The expansion will move Main Street, the company formed by the May 1 merger between BCB Financial Services Corp. and Heritage Bancorp, past its suburban base and into metropolitan Philadelphia and western New Jersey.
Main Street officials said the company will target customers who may have grown frustrated with big banks.
Nelson R. Oswald, Main Street's chairman, said he believes there is still considerable unrest in Pennsylvania and New Jersey following mergers such as First Union Corp.'s acquisition of CoreStates Financial Corp. last April.
"We view this as a once-in-a-lifetime opportunity to increase market share," Mr. Oswald said.
The new branches will be divided among two of the company's bank subsidiaries, Main Street Bank and Berks County Bank.
Analysts praised Main Street's leaders for their efforts to attract hometown deposits. Berks County Bank, for example, is known in its communities for serving popcorn and coffee in the lobby.
"They go for the hometown-bank feel, and quite frankly it works," said Cassandra Toroian, research analyst at Ryan, Beck & Co., Livingston, N.J. "They have developed a formula for growing deposits and loans, and now are going to apply that formula to a larger area."

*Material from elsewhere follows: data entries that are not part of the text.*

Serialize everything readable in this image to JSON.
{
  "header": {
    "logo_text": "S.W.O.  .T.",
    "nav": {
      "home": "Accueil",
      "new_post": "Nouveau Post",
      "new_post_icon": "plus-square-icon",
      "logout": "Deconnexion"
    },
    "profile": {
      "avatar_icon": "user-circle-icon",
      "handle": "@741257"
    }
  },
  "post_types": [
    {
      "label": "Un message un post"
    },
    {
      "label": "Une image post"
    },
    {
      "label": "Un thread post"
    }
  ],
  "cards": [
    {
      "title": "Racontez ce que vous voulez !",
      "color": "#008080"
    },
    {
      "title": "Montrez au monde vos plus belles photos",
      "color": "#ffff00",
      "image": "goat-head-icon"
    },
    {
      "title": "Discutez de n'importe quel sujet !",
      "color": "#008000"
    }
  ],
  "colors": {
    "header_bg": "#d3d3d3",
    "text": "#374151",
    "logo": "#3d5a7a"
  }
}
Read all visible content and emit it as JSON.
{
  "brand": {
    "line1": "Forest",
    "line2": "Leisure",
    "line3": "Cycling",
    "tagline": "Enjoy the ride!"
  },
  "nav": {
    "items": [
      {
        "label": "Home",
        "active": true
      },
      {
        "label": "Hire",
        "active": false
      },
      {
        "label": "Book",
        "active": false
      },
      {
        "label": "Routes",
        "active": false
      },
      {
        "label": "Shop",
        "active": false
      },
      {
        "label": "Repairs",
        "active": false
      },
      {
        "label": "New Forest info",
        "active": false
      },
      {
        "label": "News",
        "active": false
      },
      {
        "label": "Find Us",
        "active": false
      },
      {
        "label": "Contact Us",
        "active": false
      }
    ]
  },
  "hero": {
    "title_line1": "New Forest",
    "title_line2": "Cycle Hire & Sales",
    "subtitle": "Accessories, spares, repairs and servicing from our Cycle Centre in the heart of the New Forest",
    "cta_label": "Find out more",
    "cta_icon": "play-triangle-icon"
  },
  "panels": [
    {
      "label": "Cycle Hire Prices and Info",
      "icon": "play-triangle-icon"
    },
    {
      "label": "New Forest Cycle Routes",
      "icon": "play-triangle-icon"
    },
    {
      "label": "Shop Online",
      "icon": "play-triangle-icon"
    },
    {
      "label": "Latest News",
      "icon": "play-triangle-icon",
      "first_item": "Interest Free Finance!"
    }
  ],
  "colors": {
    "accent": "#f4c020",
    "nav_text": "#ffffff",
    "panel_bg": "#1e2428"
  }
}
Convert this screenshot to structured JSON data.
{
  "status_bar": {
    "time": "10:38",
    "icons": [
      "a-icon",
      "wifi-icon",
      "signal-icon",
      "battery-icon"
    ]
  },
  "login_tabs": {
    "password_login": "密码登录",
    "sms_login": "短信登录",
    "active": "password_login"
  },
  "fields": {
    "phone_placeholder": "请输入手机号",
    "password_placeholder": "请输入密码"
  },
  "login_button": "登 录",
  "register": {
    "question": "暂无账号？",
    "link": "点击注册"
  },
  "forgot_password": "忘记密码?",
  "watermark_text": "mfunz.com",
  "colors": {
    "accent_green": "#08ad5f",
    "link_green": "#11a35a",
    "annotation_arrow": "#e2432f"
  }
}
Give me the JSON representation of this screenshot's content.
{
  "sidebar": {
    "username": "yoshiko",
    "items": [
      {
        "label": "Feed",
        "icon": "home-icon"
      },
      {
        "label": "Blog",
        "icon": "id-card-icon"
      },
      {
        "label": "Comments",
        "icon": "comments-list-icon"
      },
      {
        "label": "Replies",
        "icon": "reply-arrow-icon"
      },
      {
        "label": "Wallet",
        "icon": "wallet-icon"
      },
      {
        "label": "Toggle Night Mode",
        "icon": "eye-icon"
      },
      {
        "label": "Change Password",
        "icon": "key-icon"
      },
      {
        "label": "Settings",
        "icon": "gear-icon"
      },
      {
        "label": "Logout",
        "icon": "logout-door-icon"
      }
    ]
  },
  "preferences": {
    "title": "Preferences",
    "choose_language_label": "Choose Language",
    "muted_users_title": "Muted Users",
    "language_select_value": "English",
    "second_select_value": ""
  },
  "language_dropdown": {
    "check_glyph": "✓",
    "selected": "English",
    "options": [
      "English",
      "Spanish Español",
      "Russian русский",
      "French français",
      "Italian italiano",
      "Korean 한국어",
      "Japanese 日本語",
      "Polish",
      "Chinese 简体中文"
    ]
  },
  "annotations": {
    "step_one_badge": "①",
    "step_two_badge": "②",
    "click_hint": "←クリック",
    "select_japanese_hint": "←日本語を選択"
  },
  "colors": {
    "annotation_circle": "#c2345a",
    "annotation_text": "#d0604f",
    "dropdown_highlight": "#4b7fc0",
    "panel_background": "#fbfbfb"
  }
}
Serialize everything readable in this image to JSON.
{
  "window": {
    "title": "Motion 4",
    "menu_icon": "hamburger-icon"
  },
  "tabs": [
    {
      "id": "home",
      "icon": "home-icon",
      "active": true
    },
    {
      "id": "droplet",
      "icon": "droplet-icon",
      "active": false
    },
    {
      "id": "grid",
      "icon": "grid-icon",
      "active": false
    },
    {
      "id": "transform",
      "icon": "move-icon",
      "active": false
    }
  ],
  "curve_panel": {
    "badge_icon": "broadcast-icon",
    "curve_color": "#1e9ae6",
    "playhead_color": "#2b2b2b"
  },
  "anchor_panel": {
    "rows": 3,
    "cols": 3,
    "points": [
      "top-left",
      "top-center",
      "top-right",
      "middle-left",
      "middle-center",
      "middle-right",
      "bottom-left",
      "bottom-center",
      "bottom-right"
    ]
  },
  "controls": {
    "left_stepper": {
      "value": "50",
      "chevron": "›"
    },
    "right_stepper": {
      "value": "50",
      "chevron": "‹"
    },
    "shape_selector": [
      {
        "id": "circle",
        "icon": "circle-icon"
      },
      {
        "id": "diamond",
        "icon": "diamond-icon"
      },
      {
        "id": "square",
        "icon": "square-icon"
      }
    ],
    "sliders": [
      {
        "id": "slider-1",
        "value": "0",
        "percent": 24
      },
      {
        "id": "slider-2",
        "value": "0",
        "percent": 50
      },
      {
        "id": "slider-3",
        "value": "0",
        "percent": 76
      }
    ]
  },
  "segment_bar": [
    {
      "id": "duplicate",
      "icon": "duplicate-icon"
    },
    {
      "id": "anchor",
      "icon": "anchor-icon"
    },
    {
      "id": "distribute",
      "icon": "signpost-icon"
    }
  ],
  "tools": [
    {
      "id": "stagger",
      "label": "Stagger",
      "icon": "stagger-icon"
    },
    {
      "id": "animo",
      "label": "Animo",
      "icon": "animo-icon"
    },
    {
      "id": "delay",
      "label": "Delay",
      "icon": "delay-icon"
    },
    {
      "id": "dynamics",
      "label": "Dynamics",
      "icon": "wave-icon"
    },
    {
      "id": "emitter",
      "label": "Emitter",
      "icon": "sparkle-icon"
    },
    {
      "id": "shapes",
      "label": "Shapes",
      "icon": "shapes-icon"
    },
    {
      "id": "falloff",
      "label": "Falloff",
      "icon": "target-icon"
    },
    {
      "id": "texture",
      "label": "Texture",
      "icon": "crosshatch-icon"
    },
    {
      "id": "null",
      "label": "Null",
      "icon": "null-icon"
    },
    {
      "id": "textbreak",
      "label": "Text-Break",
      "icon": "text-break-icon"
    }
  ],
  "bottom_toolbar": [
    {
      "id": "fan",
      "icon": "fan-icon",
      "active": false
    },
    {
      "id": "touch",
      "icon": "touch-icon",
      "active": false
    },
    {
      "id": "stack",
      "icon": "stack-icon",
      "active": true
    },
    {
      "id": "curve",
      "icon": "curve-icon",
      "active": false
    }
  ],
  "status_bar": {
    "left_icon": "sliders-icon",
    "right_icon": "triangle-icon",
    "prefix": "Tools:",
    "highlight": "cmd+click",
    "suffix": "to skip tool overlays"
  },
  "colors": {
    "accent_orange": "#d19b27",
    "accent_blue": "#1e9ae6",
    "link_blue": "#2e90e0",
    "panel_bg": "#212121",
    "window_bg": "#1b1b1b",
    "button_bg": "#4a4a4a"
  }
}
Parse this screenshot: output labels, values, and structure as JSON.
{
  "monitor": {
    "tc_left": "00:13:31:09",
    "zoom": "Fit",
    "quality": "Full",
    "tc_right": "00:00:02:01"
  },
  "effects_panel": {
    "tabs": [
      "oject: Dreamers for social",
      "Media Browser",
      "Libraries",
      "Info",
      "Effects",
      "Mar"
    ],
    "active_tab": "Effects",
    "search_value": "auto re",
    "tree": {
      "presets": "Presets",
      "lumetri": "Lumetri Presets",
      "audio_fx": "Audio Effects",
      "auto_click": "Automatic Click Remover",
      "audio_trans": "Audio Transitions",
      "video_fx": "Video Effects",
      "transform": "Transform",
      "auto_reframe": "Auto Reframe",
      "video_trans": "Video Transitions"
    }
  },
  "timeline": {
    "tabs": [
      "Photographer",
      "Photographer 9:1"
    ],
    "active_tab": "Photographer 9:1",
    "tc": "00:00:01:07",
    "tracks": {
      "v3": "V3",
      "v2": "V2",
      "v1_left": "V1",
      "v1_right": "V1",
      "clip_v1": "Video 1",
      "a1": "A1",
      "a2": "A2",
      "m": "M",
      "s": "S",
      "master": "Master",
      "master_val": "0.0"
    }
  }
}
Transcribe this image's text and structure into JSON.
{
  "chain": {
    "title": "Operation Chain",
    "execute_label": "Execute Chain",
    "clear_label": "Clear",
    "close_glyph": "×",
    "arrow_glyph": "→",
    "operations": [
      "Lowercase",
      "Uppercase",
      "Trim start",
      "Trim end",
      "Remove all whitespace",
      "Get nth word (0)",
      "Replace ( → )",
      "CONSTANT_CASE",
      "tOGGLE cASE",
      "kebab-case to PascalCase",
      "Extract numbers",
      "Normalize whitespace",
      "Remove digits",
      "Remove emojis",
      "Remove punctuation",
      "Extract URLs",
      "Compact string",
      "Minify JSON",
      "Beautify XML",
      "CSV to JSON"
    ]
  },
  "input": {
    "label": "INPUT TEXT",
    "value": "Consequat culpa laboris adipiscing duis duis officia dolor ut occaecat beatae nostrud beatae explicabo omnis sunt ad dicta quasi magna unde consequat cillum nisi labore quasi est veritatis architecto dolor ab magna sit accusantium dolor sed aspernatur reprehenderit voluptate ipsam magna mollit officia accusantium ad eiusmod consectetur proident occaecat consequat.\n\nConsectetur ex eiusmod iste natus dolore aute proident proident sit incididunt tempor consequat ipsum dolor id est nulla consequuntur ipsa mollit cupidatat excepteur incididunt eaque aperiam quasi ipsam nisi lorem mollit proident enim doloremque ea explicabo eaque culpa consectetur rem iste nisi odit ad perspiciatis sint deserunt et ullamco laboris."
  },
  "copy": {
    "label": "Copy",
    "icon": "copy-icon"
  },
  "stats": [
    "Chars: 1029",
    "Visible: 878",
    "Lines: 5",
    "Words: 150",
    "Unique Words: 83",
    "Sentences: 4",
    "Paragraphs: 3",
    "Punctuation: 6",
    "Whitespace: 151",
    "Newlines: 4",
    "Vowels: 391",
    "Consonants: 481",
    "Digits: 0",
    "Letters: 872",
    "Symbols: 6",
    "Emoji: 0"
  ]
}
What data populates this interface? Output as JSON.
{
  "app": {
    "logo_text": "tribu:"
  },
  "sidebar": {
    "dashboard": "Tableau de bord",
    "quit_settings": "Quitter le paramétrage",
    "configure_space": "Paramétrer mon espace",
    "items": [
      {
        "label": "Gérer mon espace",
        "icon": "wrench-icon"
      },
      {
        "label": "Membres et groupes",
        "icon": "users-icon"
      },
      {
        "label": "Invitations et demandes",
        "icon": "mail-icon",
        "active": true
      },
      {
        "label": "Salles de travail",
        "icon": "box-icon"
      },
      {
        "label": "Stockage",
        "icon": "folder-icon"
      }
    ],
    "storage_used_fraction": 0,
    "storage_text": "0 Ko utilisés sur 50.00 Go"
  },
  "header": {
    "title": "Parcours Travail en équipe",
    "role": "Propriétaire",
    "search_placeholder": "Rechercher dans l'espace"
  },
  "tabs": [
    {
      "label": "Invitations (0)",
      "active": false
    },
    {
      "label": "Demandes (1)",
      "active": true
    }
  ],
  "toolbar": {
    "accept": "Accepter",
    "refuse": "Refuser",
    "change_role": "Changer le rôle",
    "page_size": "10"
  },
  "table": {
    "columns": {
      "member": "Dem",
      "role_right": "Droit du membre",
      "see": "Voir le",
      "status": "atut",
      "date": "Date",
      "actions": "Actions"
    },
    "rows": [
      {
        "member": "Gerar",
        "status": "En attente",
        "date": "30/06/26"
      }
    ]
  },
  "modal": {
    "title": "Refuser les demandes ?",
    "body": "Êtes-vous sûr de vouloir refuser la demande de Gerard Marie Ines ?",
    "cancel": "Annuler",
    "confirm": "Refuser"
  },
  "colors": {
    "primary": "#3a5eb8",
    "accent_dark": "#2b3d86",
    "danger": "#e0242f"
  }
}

"We believe that the same friendly service that has been embraced by our current customers will be equally successful in these new markets," Mr. Oswald added.
Of course, expansion comes at a price. Main Street warned investors that next year's earnings will take a hit.
The company did not disclose how much earnings would decline. But Mr. Oswald did say he expects each branch to be profitable within 18 months, and that the branches would contribute to earnings during 2000.
Ms. Toroian said she is willing to give the company time to see if the expansion pays off.
"Obviously, I don't like to see a hit to earnings," she said. "But I believe they are doing what they think is in the long-term interest of shareholders."
Besides, she said, with so few small banks left around Philadelphia it would be hard for Main Street to expand through acquisition.
"These are high-growth areas all the banks would like to get into," Ms. Toroian said. "If banks want to be there, they are going to have to grow on their own, without making deals."